Add -39 times the first row to 15 - 3i times the second row. That should result in the second row being all zeros. This seems to be a pretty messy problem to do by hand.

 

[bowlbase]

For whatever reason all of the problems for this section are like this. I just hope our test tomorrow is simpler...

Got ahead of myself on posting. 1 sec while I do what you said.

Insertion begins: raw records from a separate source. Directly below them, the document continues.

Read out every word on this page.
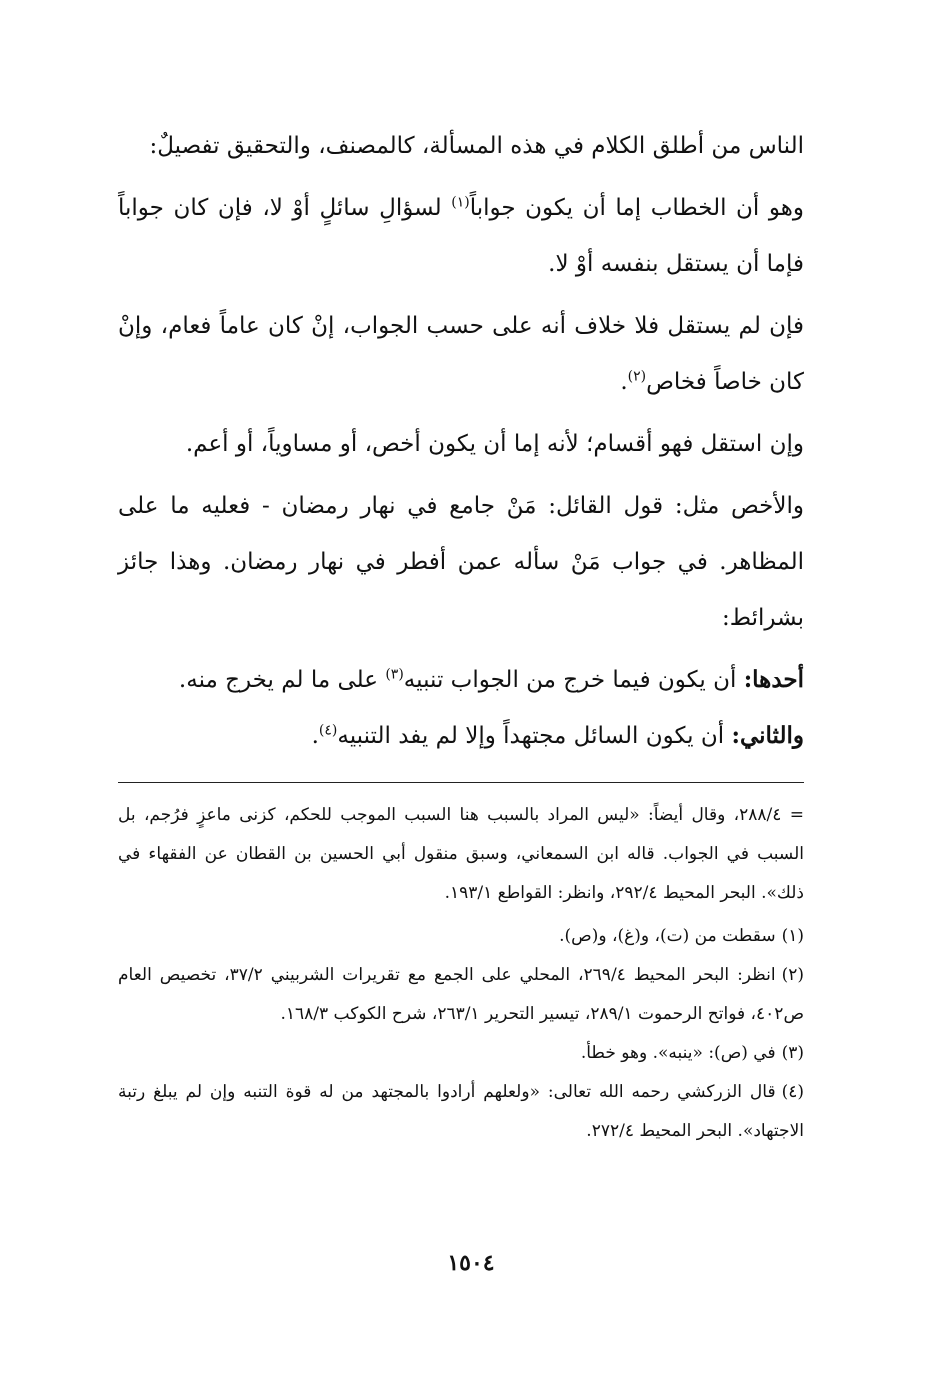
الناس من أطلق الكلام في هذه المسألة، كالمصنف، والتحقيق تفصيلٌ:

وهو أن الخطاب إما أن يكون جواباً$^{(١)}$ لسؤالِ سائلٍ أوْ لا، فإن كان جواباً فإما أن يستقل بنفسه أوْ لا.

فإن لم يستقل فلا خلاف أنه على حسب الجواب، إنْ كان عاماً فعام، وإنْ كان خاصاً فخاص$^{(٢)}$.

وإن استقل فهو أقسام؛ لأنه إما أن يكون أخص، أو مساوياً، أو أعم.

والأخص مثل: قول القائل: مَنْ جامع في نهار رمضان - فعليه ما على المظاهر. في جواب مَنْ سأله عمن أفطر في نهار رمضان. وهذا جائز بشرائط:

أحدها: أن يكون فيما خرج من الجواب تنبيه$^{(٣)}$ على ما لم يخرج منه.

والثاني: أن يكون السائل مجتهداً وإلا لم يفد التنبيه$^{(٤)}$.

= ٢٨٨/٤، وقال أيضاً: «ليس المراد بالسبب هنا السبب الموجب للحكم، كزنى ماعزٍ فرُجم، بل السبب في الجواب. قاله ابن السمعاني، وسبق منقول أبي الحسين بن القطان عن الفقهاء في ذلك». البحر المحيط ٢٩٢/٤، وانظر: القواطع ١٩٣/١.

(١)سقطت من (ت)، و(غ)، و(ص).

(٢)انظر: البحر المحيط ٢٦٩/٤، المحلي على الجمع مع تقريرات الشربيني ٣٧/٢، تخصيص العام ص٤٠٢، فواتح الرحموت ٢٨٩/١، تيسير التحرير ٢٦٣/١، شرح الكوكب ١٦٨/٣.

(٣)في (ص): «ينبه». وهو خطأ.

(٤)قال الزركشي رحمه الله تعالى: «ولعلهم أرادوا بالمجتهد من له قوة التنبه وإن لم يبلغ رتبة الاجتهاد». البحر المحيط ٢٧٢/٤.

١٥٠٤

They did cancel so I'm left with

$(-585+117i)x_1=-234x_2$

$x_1=1+i=\frac{-234x_2}{-585+117i}$

which is $x_2(\frac{135}{338}+\frac{27i}{338})=1+i$

so $x_2=\frac{26}{9}+\frac{52i}{27}$

I got it wrong somewhere.

 

[bowlbase]

I figure it out:

$(-585+117i)x_1+234x_2=0$ where $x_1=1+i$

$\frac{(-585+117i)(1+i)}{-234}=x_2$

$x_2=3+2i$

This is really exactly the same so I'm not sure what happened up there. Probably just calculations. I used my calculator once I had it in the second equation form.